A current investigation and legal action by the Australian Securities and Investments Commission (ASIC) caused Australian crypto company NGS Crypto to change its name to “Hiddup.”
NGS Crypto, now known as Hiddup, stated on June 25 that the rebrand was due to a trademark conflict. This move coincided with ASIC’s case concerning $41 million in interest owed to investors. In April, directors Mark Ten Caten, Brett Mendham, and Ryan Brown, along with the company’s funds, had their assets frozen. Cointelegraph requested comments from Hiddup, but no immediate response was received.

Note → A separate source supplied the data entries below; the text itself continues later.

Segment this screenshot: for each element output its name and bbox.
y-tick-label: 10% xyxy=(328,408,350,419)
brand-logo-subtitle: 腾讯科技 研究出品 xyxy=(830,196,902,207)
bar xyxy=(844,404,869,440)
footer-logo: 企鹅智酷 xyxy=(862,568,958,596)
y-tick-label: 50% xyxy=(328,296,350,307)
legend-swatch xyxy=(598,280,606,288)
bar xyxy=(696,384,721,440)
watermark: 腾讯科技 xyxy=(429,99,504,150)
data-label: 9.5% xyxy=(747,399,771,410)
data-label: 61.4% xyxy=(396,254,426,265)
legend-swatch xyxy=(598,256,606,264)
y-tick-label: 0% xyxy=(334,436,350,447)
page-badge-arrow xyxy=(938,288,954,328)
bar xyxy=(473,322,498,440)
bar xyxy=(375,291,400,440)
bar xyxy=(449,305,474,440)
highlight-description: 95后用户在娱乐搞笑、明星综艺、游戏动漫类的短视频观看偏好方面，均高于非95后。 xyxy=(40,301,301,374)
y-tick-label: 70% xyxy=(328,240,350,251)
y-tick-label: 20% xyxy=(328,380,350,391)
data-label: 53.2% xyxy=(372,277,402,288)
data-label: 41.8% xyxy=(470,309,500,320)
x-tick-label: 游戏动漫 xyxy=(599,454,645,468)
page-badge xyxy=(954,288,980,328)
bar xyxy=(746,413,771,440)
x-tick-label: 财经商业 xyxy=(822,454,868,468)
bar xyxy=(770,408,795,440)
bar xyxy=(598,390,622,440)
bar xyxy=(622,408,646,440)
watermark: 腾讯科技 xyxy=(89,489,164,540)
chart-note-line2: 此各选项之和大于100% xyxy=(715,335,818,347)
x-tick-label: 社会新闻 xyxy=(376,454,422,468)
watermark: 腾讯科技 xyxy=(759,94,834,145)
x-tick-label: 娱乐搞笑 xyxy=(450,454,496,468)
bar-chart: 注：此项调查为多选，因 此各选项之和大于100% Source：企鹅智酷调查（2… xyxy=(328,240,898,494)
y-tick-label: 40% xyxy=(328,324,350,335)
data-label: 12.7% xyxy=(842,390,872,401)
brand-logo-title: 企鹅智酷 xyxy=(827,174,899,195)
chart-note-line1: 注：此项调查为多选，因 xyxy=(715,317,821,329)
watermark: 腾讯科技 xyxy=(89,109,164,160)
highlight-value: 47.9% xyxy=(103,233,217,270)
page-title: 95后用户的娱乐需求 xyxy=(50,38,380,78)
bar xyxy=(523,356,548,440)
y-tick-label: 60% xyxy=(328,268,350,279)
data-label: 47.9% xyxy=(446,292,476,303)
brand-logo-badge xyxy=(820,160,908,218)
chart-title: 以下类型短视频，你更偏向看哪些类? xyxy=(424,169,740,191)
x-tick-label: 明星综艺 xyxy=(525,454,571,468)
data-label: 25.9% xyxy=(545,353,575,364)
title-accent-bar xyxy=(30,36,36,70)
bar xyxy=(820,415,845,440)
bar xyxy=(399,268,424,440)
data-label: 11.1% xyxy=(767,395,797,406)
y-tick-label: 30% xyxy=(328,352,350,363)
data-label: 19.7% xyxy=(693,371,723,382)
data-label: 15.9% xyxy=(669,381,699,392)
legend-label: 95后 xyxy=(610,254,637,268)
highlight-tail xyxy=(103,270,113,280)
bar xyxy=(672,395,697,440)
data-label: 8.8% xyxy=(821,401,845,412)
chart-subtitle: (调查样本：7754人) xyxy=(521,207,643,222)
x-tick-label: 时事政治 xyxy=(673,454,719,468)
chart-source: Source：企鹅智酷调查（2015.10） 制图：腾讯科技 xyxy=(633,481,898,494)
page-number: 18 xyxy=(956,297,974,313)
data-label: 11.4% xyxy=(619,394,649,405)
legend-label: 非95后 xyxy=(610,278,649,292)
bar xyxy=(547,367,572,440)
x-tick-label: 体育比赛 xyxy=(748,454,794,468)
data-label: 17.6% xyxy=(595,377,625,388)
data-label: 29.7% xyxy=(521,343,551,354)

ASIC filed a lawsuit against three crypto mining companies linked to NGS, including NGS Crypto Pty Ltd, NGS Digital Pty Ltd, and NGS Group Ltd, following their liquidation. The companies allegedly attracted Australians to create self-managed superannuation funds and converted the funds into digital assets for investment in blockchain mining packages with fixed returns. ASIC’s investigation revealed that over 450 Australians invested around $41 million through the NGS companies.
The financial watchdog’s claims assert that NGS companies provided financial services without a proper Australian financial services license, violating the country’s laws. ASIC is seeking interim and final injunctions to halt NGS operations without proper licensing. The Federal Court has appointed advisory and restructuring firm McGrathNicol as receivers to help creditors recover funds. Additionally, Mendham’s passport has been confiscated, and authorities are still searching for the missing $41 million.
The Australian indicated that ASIC is aware of NGS’s rebranding efforts amidst the investigation. An ASIC spokeswoman confirmed an existing investigation into the matter. In 2022, superannuation fund NGS Super sued NGS Crypto, alleging copyright infringement and enticing investors while falsely claiming an association with NGS Super’s funds. NGS Super clarified that it does not sell cryptocurrency or related products. NGS Crypto stated that the rebranding to Hiddup was due to the ongoing trademark dispute, as it sought to avoid confusion and distinguish its business. Despite court action, the company continues to advertise returns ranging from 6 to 16 percent per annum through blockchain mining on its website.